What is conservation burial?
2 Responses
  • Anonymous User
    July 12th, 2020

    Here is a a definition from one of my favorite cemeteries in the world, Prairie Creek Conservation Cemetery:


    Natural (or “green”) burial is a safe and legal burial practice that uses biodegradable containers and avoids embalming fluids and vaults. Conservation burial goes a step further to commit burial fees to pay for land acquisition, protection, restoration, and management.


    Not only does conservation burial help protect land, but the burial area becomes hallowed ground, restored to its natural condition and protected forever with a conservation easement. Native plants beautify the burial sites. Citizens who support conservation are offered a more meaningful burial option with the certainty that protected land is the ultimate legacy to leave for future generations. Families and friends are brought closer to nature in the commemoration of their loved one’s life.

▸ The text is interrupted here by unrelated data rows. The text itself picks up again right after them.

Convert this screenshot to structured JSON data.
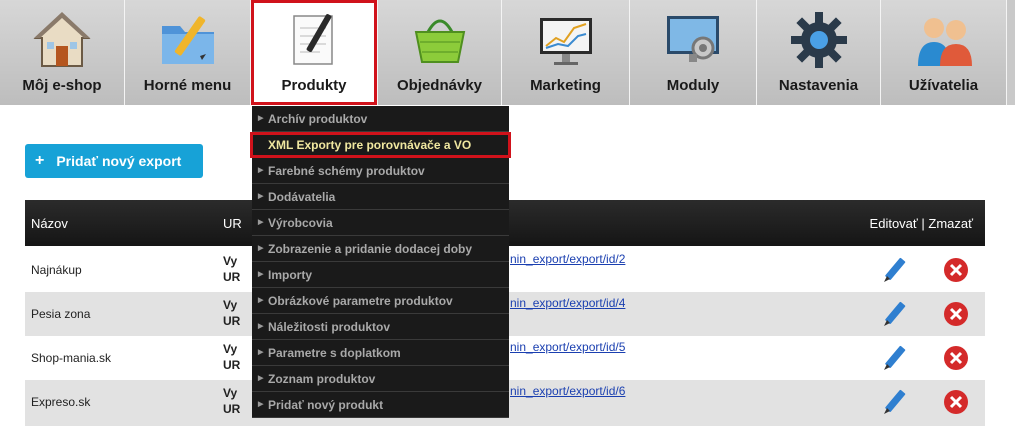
{
  "nav": {
    "items": [
      {
        "label": "Môj e-shop",
        "icon": "home-icon"
      },
      {
        "label": "Horné menu",
        "icon": "folder-pen-icon"
      },
      {
        "label": "Produkty",
        "icon": "notepad-pen-icon"
      },
      {
        "label": "Objednávky",
        "icon": "basket-icon"
      },
      {
        "label": "Marketing",
        "icon": "chart-monitor-icon"
      },
      {
        "label": "Moduly",
        "icon": "monitor-gear-icon"
      },
      {
        "label": "Nastavenia",
        "icon": "gear-icon"
      },
      {
        "label": "Užívatelia",
        "icon": "users-icon"
      }
    ],
    "active_index": 2
  },
  "add_button": {
    "plus": "+",
    "label": "Pridať nový export"
  },
  "table": {
    "headers": {
      "name": "Názov",
      "url": "UR",
      "actions": "Editovať | Zmazať"
    },
    "rows": [
      {
        "name": "Najnákup",
        "vy": "Vy",
        "ur": "UR",
        "link": "nin_export/export/id/2"
      },
      {
        "name": "Pesia zona",
        "vy": "Vy",
        "ur": "UR",
        "link": "nin_export/export/id/4"
      },
      {
        "name": "Shop-mania.sk",
        "vy": "Vy",
        "ur": "UR",
        "link": "nin_export/export/id/5"
      },
      {
        "name": "Expreso.sk",
        "vy": "Vy",
        "ur": "UR",
        "link": "nin_export/export/id/6"
      }
    ]
  },
  "dropdown": {
    "items": [
      "Archív produktov",
      "XML Exporty pre porovnávače a VO",
      "Farebné schémy produktov",
      "Dodávatelia",
      "Výrobcovia",
      "Zobrazenie a pridanie dodacej doby",
      "Importy",
      "Obrázkové parametre produktov",
      "Náležitosti produktov",
      "Parametre s doplatkom",
      "Zoznam produktov",
      "Pridať nový produkt"
    ],
    "highlighted_index": 1
  },
  "colors": {
    "accent": "#17a2d7",
    "highlight_border": "#d0121b",
    "menu_bg": "#1a1a1a",
    "header_bg": "#1e1e1e"
  }
}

    I call conservation burial “chaining yourself to a tree post mortem,” not allowing development on the land where your corpse rests.

  • Anonymous User
    August 19th, 2020

    Conservation Burial is an environmentally friendly business approach to natural burial. It takes all of what is good about natural burial and adds an active model for the future preservation of the natural environment of an area. The idea is that a parcel of land is purchased and a portion of that land is operated as a natural burial ground. The profit from those burials goes towards the preservation of the land and enters into a program of strategic land acquisition, ultimately creating wildlife corridors for native flora and fauna.


    Conservation burial was pioneered by Dr. Billy and Kimberly Campbell in South Carolina and their cemetery, Ramsey Creek Preserve, was a world first.


    They have adopted a very minimal approach in terms of human intervention with nature when the preserve experiences natural changes – such as a tree falling – as much as practical the land is left as it is. They have a chapel on site and various walking tracks, people are encouraged to experience the site and select their own place if that is their wish but the preservation of the land and environment is paramount. Dr. Campbell has done a lot of work looking at best practice standards for how to prepare a natural burial grave (for example not severing the root of a tree but pinning them and releasing them again as the grave is filled) and the best way and what to use, such as greenery or compost materials, when backfilling that grave.


    I like to think of Conservation Burial as the way of the future.